Human Resource Management Software (HRMS)
is an important tool for any company, whatever its size.
Think, first, what you company needs to do just to keep its head above water:
Management everywhere needs to be able to communicate effectively and efficiently with its workforces, so that a dialogue which helps sustain company culture is created, maintained and exchanged;
Remuneration needs to be paid on time and accurately;
Time and labor needs to be managed correctly, so that maximum advantage can be obtained from the resources available;
need to be administered productively, so that workforces not only see an added value in sticking by their current employer but are also prepared to actively advocate to others the potential advantages of working for the company in question;
Finally, employee skills
matrices need to be set up and tracked in order to better predict and understand future training and employment requirements;
A lot of balls to be juggling simultaneously?
Yes, if you do it the hard way. In fact, some companies seem addicted to old ways of doing things. Helping an addict
isn't always easy – especially when they don't want to be helped.
However, whilst a good company with good people used to be able to get by with many a manual procedure, these days it's hardly going to be enough. The competitive edge modern business demands means every procedure and process needs to get it right first time – and for far less than it cost in the past. This competitive edge can only be achieved through software systems whose intelligent implementation leads not only to greater automation and the benefits this brings but also to a digitalization of the intellectual property which constitutes a traditional HR department.
“Start as you mean to go on”
This is why a properly and wisely implemented HRMS
is just as important for a company in its infancy as it is for a transnational corporation with tens of thousands of people. An HRMS
implemented early on in the business cycle means the company is primed and ready for the challenges of growth from the very beginning.
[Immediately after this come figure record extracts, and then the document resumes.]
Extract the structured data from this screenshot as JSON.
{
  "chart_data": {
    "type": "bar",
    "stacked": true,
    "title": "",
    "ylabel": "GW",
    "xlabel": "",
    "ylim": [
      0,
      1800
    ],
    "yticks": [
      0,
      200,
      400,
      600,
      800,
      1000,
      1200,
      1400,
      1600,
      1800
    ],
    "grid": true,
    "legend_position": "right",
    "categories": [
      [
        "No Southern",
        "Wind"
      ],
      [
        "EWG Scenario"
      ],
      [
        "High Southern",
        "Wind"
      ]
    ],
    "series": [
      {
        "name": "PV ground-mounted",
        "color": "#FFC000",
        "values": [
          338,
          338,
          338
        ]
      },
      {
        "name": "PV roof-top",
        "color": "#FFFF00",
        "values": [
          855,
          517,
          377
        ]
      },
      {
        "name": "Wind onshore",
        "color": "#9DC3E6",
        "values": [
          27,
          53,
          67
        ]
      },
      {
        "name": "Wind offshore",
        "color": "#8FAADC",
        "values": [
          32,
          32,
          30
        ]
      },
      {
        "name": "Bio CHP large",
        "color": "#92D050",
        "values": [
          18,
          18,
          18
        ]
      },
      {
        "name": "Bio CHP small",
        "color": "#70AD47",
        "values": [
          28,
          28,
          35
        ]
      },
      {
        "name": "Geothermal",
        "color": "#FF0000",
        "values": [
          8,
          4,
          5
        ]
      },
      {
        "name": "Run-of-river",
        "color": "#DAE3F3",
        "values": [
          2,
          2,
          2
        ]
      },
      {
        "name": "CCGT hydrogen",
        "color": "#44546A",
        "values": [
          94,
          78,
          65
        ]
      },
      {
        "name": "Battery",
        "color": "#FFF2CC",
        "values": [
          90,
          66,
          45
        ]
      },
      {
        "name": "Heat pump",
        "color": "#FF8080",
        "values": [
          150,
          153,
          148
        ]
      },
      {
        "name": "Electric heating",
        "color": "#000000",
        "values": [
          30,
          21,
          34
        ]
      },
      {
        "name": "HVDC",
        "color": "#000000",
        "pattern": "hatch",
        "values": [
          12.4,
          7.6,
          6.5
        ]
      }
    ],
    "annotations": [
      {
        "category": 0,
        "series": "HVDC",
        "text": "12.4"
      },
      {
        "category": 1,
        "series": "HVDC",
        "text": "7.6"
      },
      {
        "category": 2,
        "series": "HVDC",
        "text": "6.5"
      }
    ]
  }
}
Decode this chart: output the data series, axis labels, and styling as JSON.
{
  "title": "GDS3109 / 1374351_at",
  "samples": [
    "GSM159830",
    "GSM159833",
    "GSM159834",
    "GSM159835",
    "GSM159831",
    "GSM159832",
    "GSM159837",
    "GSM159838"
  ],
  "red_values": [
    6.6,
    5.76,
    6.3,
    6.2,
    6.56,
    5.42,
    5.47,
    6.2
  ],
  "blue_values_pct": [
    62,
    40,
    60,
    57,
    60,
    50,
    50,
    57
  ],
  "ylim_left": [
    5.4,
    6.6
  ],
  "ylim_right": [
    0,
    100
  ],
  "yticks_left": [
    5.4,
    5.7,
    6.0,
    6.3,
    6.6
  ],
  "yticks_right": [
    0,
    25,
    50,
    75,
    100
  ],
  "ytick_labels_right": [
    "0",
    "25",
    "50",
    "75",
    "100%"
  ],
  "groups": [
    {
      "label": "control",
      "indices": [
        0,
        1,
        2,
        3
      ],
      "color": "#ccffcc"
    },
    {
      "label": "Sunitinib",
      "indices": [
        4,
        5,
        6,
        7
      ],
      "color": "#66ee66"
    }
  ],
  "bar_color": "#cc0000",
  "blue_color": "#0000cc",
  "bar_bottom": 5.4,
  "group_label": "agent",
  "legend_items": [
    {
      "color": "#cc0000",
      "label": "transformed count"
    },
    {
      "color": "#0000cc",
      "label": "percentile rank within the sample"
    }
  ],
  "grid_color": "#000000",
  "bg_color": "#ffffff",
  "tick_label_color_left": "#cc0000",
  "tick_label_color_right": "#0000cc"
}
Let's imagine, however, for a second, the alternative to the above approach. Just contemplate the trauma you might encounter when, after several years of early and head-turning growth, you suddenly discover that profits seem to be taking a tumble. No one seems able to work out the reason, so – as an idea which comes out of one of a series of exploratory board meetings – you decide to carry out a company-wide opinion survey to see if some common thoughts can't be extracted.
The survey has to be outsourced, of course – you simply don't have the resources to carry out the task yourselves in what has clearly become (at least as per their initial reaction) an overstretched HR department.
The survey takes place over a four-week period. Personnel are all informed the results will be entirely anonymous, and that the results will be promptly communicated to all interested parties.
Unfortunately, the message that seems to get through is that anonymity will be anything but guaranteed. The survey is a disaster – everyone responds how happy they are with everything, and no one is prepared to suggest that anything at all is amiss in any way.
To cut a long story short, it would appear that in HR the message you want to get out to your employees is changing as it goes down the line.
One weekend, you decide to have a face-to-face with all the HR department. You invite them to a neutral conference facility and make it plain no one will be leaving until the truth is revealed and uncovered. Little by little, as people see there is no alternative, everything that has gone wrong in the past year becomes patent:
Communication is unclear – no one knows how much the workforce need to know or when;
Too many wage slips have had to be recalculated recently as new legislation on pension contributions has turned the system upside down – this has led to innumerable calls from colleagues wanting confirmation of when and how the situation will be resolved;
People in different departments are doing the same task but for different pay; they even take different periods of time to carry out the activity. This is causing friction as staff begin to believe that favoritism has begun to play a big part in how the company is managed;
As share prices have become volatile, trust in the company benefits scheme has shrunk. Many people wonder whether it is sensible to participate in such schemes, especially as they see that bonus arrangements appear to reward one's place in the hierarchy and not one's results;
Employees have bombarded the HR helpline asking why promised training paths have not been put in place, or why courses which did exist have now been pulled indefinitely from the matrix;
In short, an overstretched HR department is in the process of undermining all the goodwill which less than five years of astonishing growth had helped to generate.
So what's the solution? What can you do to dig yourself out of the hole you've ended up in?
Anticipate the next five years of predicted growth by digitalizing, now, the whole HR department and its procedures and processes;
Give them the HRMS
tool they require to get on top of the day-to-day chores – implement it intelligently by taking your time, in order to get it right first time;
By doing the above, you will release overstretched staff from the drudge of mainly manual procedures, so that they can do all the other value-adding activities which involve face-to-face and telephone support for people who will surely be in need of real people;
For good change is as challenging as bad change.
Just make sure the change you put up in front of your people is the good kind and not the bad.